As many DIYers would, we’ve looked into putting Kondo silver wire into our smaller speakers since we love that wire. That was a major step backwards and thoroughly unexpected since we use Kondo jumper wire from the outboard crossover to the binding posts. So we took the silver out and put our own recipe back in. Much better. Now we wondered whether our recipe wouldn’t also work better between the crossover and binding posts. Not.
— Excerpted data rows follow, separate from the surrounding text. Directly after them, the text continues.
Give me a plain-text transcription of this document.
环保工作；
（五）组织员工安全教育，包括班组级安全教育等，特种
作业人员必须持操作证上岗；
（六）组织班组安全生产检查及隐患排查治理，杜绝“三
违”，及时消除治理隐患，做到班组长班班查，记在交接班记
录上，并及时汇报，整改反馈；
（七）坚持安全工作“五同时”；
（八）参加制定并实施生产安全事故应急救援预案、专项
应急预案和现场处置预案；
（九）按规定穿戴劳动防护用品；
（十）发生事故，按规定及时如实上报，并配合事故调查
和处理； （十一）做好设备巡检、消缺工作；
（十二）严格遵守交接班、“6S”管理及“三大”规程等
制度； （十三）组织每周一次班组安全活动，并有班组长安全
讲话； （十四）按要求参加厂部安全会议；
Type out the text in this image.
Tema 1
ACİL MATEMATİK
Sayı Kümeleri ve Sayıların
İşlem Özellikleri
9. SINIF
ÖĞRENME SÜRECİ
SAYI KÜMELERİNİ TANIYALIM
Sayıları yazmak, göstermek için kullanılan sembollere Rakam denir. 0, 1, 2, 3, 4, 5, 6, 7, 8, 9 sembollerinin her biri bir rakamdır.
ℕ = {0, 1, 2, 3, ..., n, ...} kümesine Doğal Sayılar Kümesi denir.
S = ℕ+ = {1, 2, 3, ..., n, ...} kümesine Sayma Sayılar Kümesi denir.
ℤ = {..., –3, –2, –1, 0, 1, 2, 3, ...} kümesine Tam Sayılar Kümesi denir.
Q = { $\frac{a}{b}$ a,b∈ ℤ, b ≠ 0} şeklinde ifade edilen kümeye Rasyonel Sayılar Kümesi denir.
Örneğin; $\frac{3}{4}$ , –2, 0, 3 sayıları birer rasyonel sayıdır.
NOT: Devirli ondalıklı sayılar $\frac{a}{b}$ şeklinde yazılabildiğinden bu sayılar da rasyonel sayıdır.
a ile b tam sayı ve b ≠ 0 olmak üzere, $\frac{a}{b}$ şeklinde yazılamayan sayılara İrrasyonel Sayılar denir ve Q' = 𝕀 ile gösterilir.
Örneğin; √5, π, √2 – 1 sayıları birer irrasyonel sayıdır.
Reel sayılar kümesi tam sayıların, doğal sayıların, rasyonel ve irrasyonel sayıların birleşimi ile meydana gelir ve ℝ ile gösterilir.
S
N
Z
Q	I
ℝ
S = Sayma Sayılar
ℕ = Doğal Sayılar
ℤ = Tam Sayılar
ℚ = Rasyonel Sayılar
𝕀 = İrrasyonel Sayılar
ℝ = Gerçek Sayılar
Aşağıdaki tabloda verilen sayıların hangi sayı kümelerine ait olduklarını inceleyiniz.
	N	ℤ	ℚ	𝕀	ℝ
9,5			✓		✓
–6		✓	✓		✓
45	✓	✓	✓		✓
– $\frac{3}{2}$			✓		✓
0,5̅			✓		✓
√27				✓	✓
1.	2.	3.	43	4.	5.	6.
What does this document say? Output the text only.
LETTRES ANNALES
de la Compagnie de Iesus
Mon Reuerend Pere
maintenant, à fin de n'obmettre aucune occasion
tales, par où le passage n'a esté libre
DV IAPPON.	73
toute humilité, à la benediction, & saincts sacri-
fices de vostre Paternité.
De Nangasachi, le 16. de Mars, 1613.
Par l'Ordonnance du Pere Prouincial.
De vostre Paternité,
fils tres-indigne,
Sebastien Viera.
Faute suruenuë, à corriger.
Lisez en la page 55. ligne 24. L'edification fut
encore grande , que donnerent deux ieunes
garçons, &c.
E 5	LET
On the Vox Olympian, we tried all manner of things. The one issue we had in the end was with the cabling to the 15-inch Vitavox. The Kondo cable was clearly superior everywhere else but for that driver—as you heard for yourself—our flat ribbon copper is equally if differently persuasive than the Kondo. We actually considered running an additional pair of binding posts just to let you have two instant choices for internal bass wiring because this difference is not obtainable by adjusting the tonal balance elsewhere. We were in a real dilemma which of those two wires to choose. If you listen to forward-moving staccato, the copper ribbon is my choice. If you listen to the big chromatic passages, there’s something scrumptious about the Kondo wire. So we did our best to optimize the speaker for the Kondo because on balance, that matched my own disposition. Still, I can entirely understand someone like you making the other choice and we'd accommodate that. It’s how we do all our development work. You put on more than one cable on a driver and compare. On the bass driver we doubled up the cable to drive down the impedance. This didn’t sound better at all. So the point is, there are no clear-cut rules, just endless well-documented and systematic trials. It’s having the care and inclination to doing that much spade work. If we worked for a corporation, we’d be given a clear time line. On the other hand, we wouldn’t want to replace our speakers with a new model in 18 months. And we won’t have to. We take the time to get them right the first time around.


On the super-tweeter orientation: The 45° outward angle is unequivocally the right thing to do. I’ve listened vertically and in very fine gradations from there. Going inwards was plain wrong. I’ve even used a Sugden A21 to dumb down the ancillary electronics yet the basic flavor remained. If one had the balls, wouldn’t it be fun to go to a hifi show and run the Vox Olympian off a Sugden A21 with an Opus 21 front end? It’d be gorgeous.